Making a military widow cry: that is a classic Trump move

Instead of standing on a pedestal, he clambers down into the gutter of Twitter where he can indulge in the pettiest form of politics.

Just when you thought there was nothing left to destroy – no more rules or taboos to break – Donald Trump proved you wrong. After nine long months of bumping along the bottom, our preening president has taken the presidency to a new all-time low.

This week the commander-in-chief has somehow contrived to drive to tears the grieving mother of one of his own special forces. Along the way, he boasted about his own outreach to gold star families, and defamed his predecessors’ record on the same.

All the while he shows no sympathy or urgency about millions of his own citizens struggling for several weeks without food, water and power in Puerto Rico.

Hugging people doesn’t take much skill or sensibility; just a touch of humanity. A real populist finds this kind of thing quite easy. If you want to be loved by the people, it’s a good idea to show a little love to the people in their hour of need. It worked for Evita Peron, Fidel Castro and even the ice-cold British royal family.

George W Bush may have invaded Iraq in America’s worst national security disaster since Vietnam. But he spent many hours visiting with his wounded warriors and grieving families. Barack Obama may have called the same Iraq war stupid and suffered a fractious relationship with the top brass. But he continued the long-standing presidential tradition of investing his time and emotion with the troops and their families.

Not so much Donald Trump. According to the mother of Sergeant La David Johnson, one of four Green Berets killed in action in Niger, Trump managed to “disrespect” her son and his widow, forgot his name, and told them he “knew what he signed up for.” This charming conversation took place while the family was traveling to the airport to receive the body of their beloved son and husband, leaving Johnson’s widow Myeshia in tears.

Naturally Trump has turned his multiple blunders into a political fistfight. He has blamed a Democratic representative traveling with the Johnsons for fabricating the account, telling reporters: “I had a very nice conversation with the woman, the wife, who sounded like a lovely woman.”

The sad thing is he probably thought he was being nice. The even sadder thing is that he still can’t be bothered to remember their name.

You can’t screw things up this spectacularly by chance or human error. It takes a lifetime of effort and habit to be this incompetent, unfeeling and self-defeating. This is a determined effort to distance himself from his fellow Americans, and it is succeeding rather well. It may just be the most successful thing Trump has ever done, even if the rest of humanity considers it an abject failure.

Like all bad habits, it follows a pattern.

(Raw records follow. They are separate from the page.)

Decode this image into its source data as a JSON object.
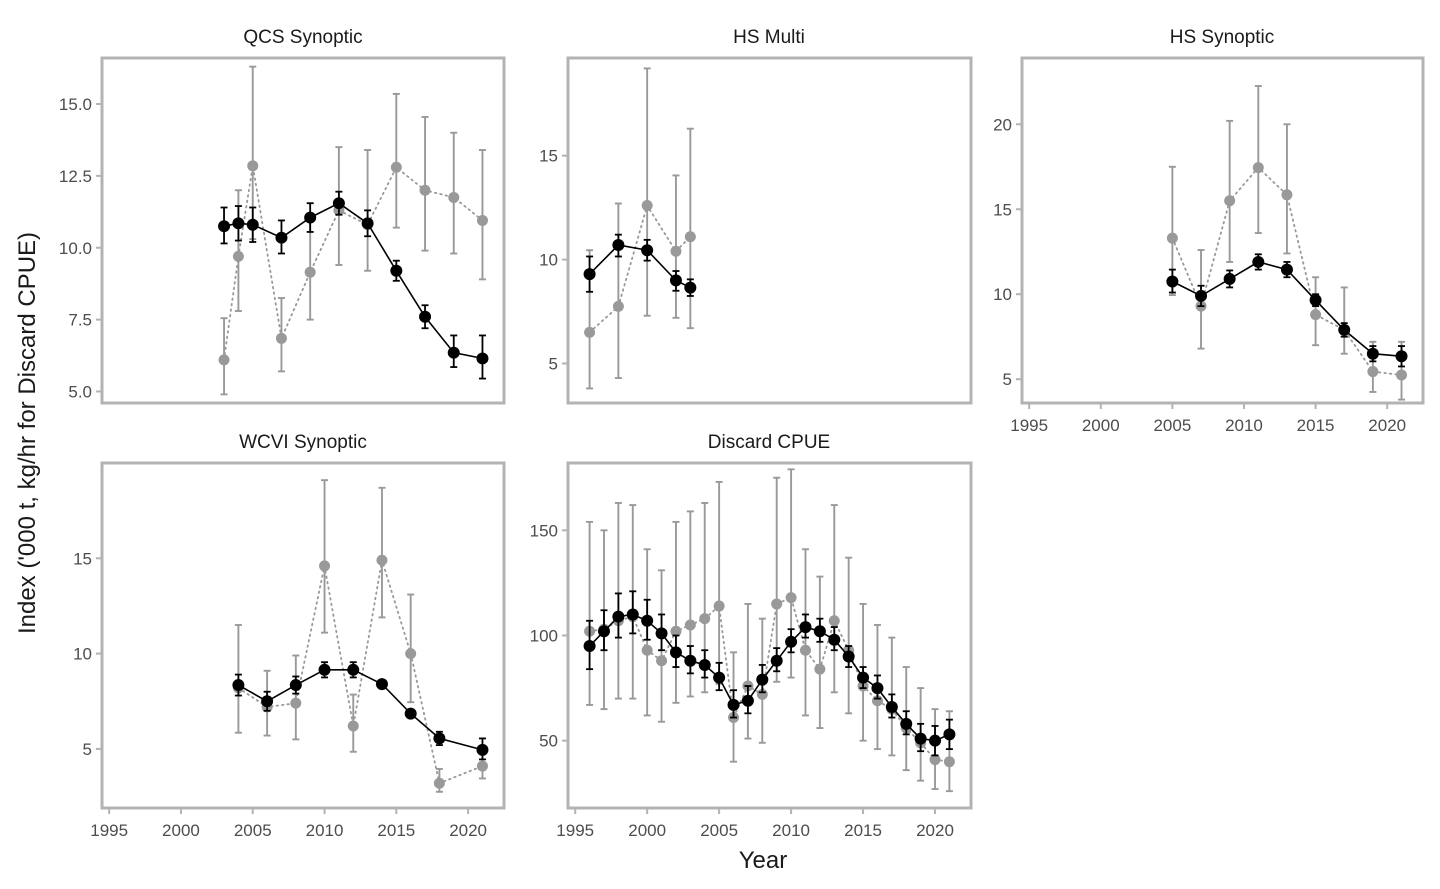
{
  "figure": {
    "ylabel": "Index ('000 t, kg/hr for Discard CPUE)",
    "xlabel": "Year"
  },
  "colors": {
    "model": "#000000",
    "observed": "#999999",
    "frame": "#b3b3b3",
    "tick_text": "#4d4d4d"
  },
  "chart_data": [
    {
      "type": "scatter",
      "title": "QCS Synoptic",
      "ylim": [
        4.6,
        16.6
      ],
      "yticks": [
        5.0,
        7.5,
        10.0,
        12.5,
        15.0
      ],
      "ytick_labels": [
        "5.0",
        "7.5",
        "10.0",
        "12.5",
        "15.0"
      ],
      "xlim": [
        1994.5,
        2022.5
      ],
      "xticks": [],
      "series": [
        {
          "role": "observed",
          "x": [
            2003,
            2004,
            2005,
            2007,
            2009,
            2011,
            2013,
            2015,
            2017,
            2019,
            2021
          ],
          "y": [
            6.1,
            9.7,
            12.85,
            6.85,
            9.15,
            11.3,
            10.8,
            12.8,
            12.0,
            11.75,
            10.95
          ],
          "lo": [
            4.9,
            7.8,
            10.3,
            5.7,
            7.5,
            9.4,
            9.2,
            10.7,
            9.9,
            9.8,
            8.9
          ],
          "hi": [
            7.55,
            12.0,
            16.3,
            8.25,
            11.1,
            13.5,
            13.4,
            15.35,
            14.55,
            14.0,
            13.4
          ]
        },
        {
          "role": "model",
          "x": [
            2003,
            2004,
            2005,
            2007,
            2009,
            2011,
            2013,
            2015,
            2017,
            2019,
            2021
          ],
          "y": [
            10.75,
            10.85,
            10.8,
            10.35,
            11.05,
            11.55,
            10.85,
            9.2,
            7.6,
            6.35,
            6.15
          ],
          "lo": [
            10.15,
            10.25,
            10.2,
            9.8,
            10.55,
            11.15,
            10.4,
            8.85,
            7.2,
            5.85,
            5.45
          ],
          "hi": [
            11.4,
            11.45,
            11.4,
            10.95,
            11.55,
            11.95,
            11.3,
            9.55,
            8.0,
            6.95,
            6.95
          ]
        }
      ]
    },
    {
      "type": "scatter",
      "title": "HS Multi",
      "ylim": [
        3.1,
        19.7
      ],
      "yticks": [
        5,
        10,
        15
      ],
      "ytick_labels": [
        "5",
        "10",
        "15"
      ],
      "xlim": [
        1994.5,
        2022.5
      ],
      "xticks": [],
      "series": [
        {
          "role": "observed",
          "x": [
            1996,
            1998,
            2000,
            2002,
            2003
          ],
          "y": [
            6.5,
            7.75,
            12.6,
            10.4,
            11.1
          ],
          "lo": [
            3.8,
            4.3,
            7.3,
            7.2,
            6.7
          ],
          "hi": [
            10.45,
            12.7,
            19.2,
            14.05,
            16.3
          ]
        },
        {
          "role": "model",
          "x": [
            1996,
            1998,
            2000,
            2002,
            2003
          ],
          "y": [
            9.3,
            10.7,
            10.45,
            9.0,
            8.65
          ],
          "lo": [
            8.45,
            10.15,
            9.95,
            8.5,
            8.25
          ],
          "hi": [
            10.15,
            11.2,
            10.95,
            9.45,
            9.05
          ]
        }
      ]
    },
    {
      "type": "scatter",
      "title": "HS Synoptic",
      "ylim": [
        3.6,
        23.9
      ],
      "yticks": [
        5,
        10,
        15,
        20
      ],
      "ytick_labels": [
        "5",
        "10",
        "15",
        "20"
      ],
      "xlim": [
        1994.5,
        2022.5
      ],
      "xticks": [
        1995,
        2000,
        2005,
        2010,
        2015,
        2020
      ],
      "series": [
        {
          "role": "observed",
          "x": [
            2005,
            2007,
            2009,
            2011,
            2013,
            2015,
            2017,
            2019,
            2021
          ],
          "y": [
            13.3,
            9.3,
            15.5,
            17.45,
            15.85,
            8.8,
            7.9,
            5.45,
            5.25
          ],
          "lo": [
            9.95,
            6.8,
            11.9,
            13.6,
            12.4,
            7.0,
            6.5,
            4.25,
            3.8
          ],
          "hi": [
            17.5,
            12.6,
            20.2,
            22.25,
            20.0,
            11.0,
            10.4,
            7.2,
            7.2
          ]
        },
        {
          "role": "model",
          "x": [
            2005,
            2007,
            2009,
            2011,
            2013,
            2015,
            2017,
            2019,
            2021
          ],
          "y": [
            10.75,
            9.9,
            10.9,
            11.9,
            11.45,
            9.65,
            7.9,
            6.5,
            6.35
          ],
          "lo": [
            10.1,
            9.3,
            10.4,
            11.45,
            11.0,
            9.3,
            7.5,
            6.05,
            5.75
          ],
          "hi": [
            11.45,
            10.5,
            11.4,
            12.35,
            11.9,
            10.0,
            8.3,
            6.95,
            6.95
          ]
        }
      ]
    },
    {
      "type": "scatter",
      "title": "WCVI Synoptic",
      "ylim": [
        1.9,
        20.0
      ],
      "yticks": [
        5,
        10,
        15
      ],
      "ytick_labels": [
        "5",
        "10",
        "15"
      ],
      "xlim": [
        1994.5,
        2022.5
      ],
      "xticks": [
        1995,
        2000,
        2005,
        2010,
        2015,
        2020
      ],
      "series": [
        {
          "role": "observed",
          "x": [
            2004,
            2006,
            2008,
            2010,
            2012,
            2014,
            2016,
            2018,
            2021
          ],
          "y": [
            8.2,
            7.2,
            7.4,
            14.6,
            6.2,
            14.9,
            10.0,
            3.2,
            4.1
          ],
          "lo": [
            5.85,
            5.7,
            5.5,
            11.1,
            4.85,
            11.9,
            7.45,
            2.75,
            3.45
          ],
          "hi": [
            11.5,
            9.1,
            9.9,
            19.1,
            7.85,
            18.7,
            13.1,
            3.95,
            4.85
          ]
        },
        {
          "role": "model",
          "x": [
            2004,
            2006,
            2008,
            2010,
            2012,
            2014,
            2016,
            2018,
            2021
          ],
          "y": [
            8.35,
            7.5,
            8.35,
            9.15,
            9.15,
            8.4,
            6.85,
            5.55,
            4.95
          ],
          "lo": [
            7.8,
            7.0,
            7.9,
            8.75,
            8.75,
            8.2,
            6.65,
            5.2,
            4.45
          ],
          "hi": [
            8.9,
            8.0,
            8.8,
            9.55,
            9.55,
            8.6,
            7.05,
            5.9,
            5.55
          ]
        }
      ]
    },
    {
      "type": "scatter",
      "title": "Discard CPUE",
      "ylim": [
        18,
        182
      ],
      "yticks": [
        50,
        100,
        150
      ],
      "ytick_labels": [
        "50",
        "100",
        "150"
      ],
      "xlim": [
        1994.5,
        2022.5
      ],
      "xticks": [
        1995,
        2000,
        2005,
        2010,
        2015,
        2020
      ],
      "series": [
        {
          "role": "observed",
          "x": [
            1996,
            1997,
            1998,
            1999,
            2000,
            2001,
            2002,
            2003,
            2004,
            2005,
            2006,
            2007,
            2008,
            2009,
            2010,
            2011,
            2012,
            2013,
            2014,
            2015,
            2016,
            2017,
            2018,
            2019,
            2020,
            2021
          ],
          "y": [
            102,
            103,
            107,
            109,
            93,
            88,
            102,
            105,
            108,
            114,
            61,
            76,
            72,
            115,
            118,
            93,
            84,
            107,
            93,
            76,
            69,
            65,
            56,
            49,
            41,
            40
          ],
          "lo": [
            67,
            65,
            70,
            70,
            62,
            59,
            68,
            71,
            73,
            77,
            40,
            51,
            49,
            78,
            80,
            62,
            56,
            73,
            63,
            50,
            46,
            43,
            36,
            31,
            27,
            26
          ],
          "hi": [
            154,
            150,
            163,
            162,
            141,
            131,
            154,
            159,
            163,
            173,
            92,
            115,
            108,
            175,
            179,
            141,
            128,
            162,
            137,
            115,
            105,
            99,
            85,
            75,
            65,
            64
          ]
        },
        {
          "role": "model",
          "x": [
            1996,
            1997,
            1998,
            1999,
            2000,
            2001,
            2002,
            2003,
            2004,
            2005,
            2006,
            2007,
            2008,
            2009,
            2010,
            2011,
            2012,
            2013,
            2014,
            2015,
            2016,
            2017,
            2018,
            2019,
            2020,
            2021
          ],
          "y": [
            95,
            102,
            109,
            110,
            107,
            101,
            92,
            88,
            86,
            80,
            67,
            69,
            79,
            88,
            97,
            104,
            102,
            98,
            90,
            80,
            75,
            66,
            58,
            51,
            50,
            53
          ],
          "lo": [
            84,
            93,
            99,
            101,
            98,
            93,
            85,
            82,
            80,
            74,
            61,
            63,
            73,
            83,
            92,
            99,
            97,
            93,
            85,
            75,
            70,
            61,
            53,
            45,
            43,
            46
          ],
          "hi": [
            107,
            112,
            120,
            121,
            117,
            110,
            100,
            95,
            93,
            87,
            74,
            76,
            86,
            94,
            103,
            110,
            108,
            104,
            95,
            85,
            81,
            72,
            64,
            58,
            57,
            60
          ]
        }
      ]
    }
  ]
}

Trump was remarkably silent about the deaths in Niger, even though he and his fellow Republicans couldn’t stop talking about the US lives lost in the ambush in Benghazi in 2012. When he came under fire for not calling the relatives of the fallen soldiers, Trump said he had written letters which had not yet been mailed. The US Postal Service is obviously not what it used to be.

When that bumbling excuse fell flat, he claimed Obama failed to call gold star families, including his own chief of staff, John Kelly, whose son died in Afghanistan. This claim has been forcefully rejected by Obama’s aides, while Kelly’s associates can recall no such thing.

This kind of behavior might be normal among middle school students whose hormones interfere with their ability to finish their homework on time. Explaining Trump’s actions is altogether more unsettling.

You can’t say there were no warning signs of this kind of weirdness. Trump lashed out at the gold star family of Humayun Khan who died in Iraq in 2004, when they attacked his Muslim travel ban. Naturally Trump went after Khan’s mother for no good reason, claiming she was forbidden from talking.

Launching a personal attack on an emotionally vulnerable citizen without any foundation in fact: the signature Trump move.

Then again, he recently mocked the Spanish accent of the long-suffering US citizens in Puerto Rico, threw paper towels into a San Juan crowd like he was shooting hoops, and threatened to pull out his own government support from the US territory.

You don’t get much more vulnerable than a population struggling to survive with no power, clean water, cooked food, or economy for several weeks.

Most people aspire to the presidency to lead a nation, if not the world. The presidential pedestal puts them in the history books as the head of state of the world’s most powerful nation. Rising above politics as head of state is the best part of the job, and the commander-in-chief role – never mind the comforter-in-chief – is immune from petty politics.

Unless you’re Donald Trump. Instead of leading a nation and the world, he seems determined to divide a nation and the world. Instead of standing on a pedestal, he clambers down into the gutter of Twitter where he can indulge in the pettiest form of politics.

In the case of the gold star families, a phone call from the president is not just a phone call from a president. It’s a phone call from a whole country.

That may be the biggest failure of all for Donald Trump. Senator John McCain, who knows a thing or two about national service, likes to say there is nothing more noble than serving a cause greater than self. Clearly that is a concept that is too big (or too grown-up) for this president, who can think of no cause greater than himself.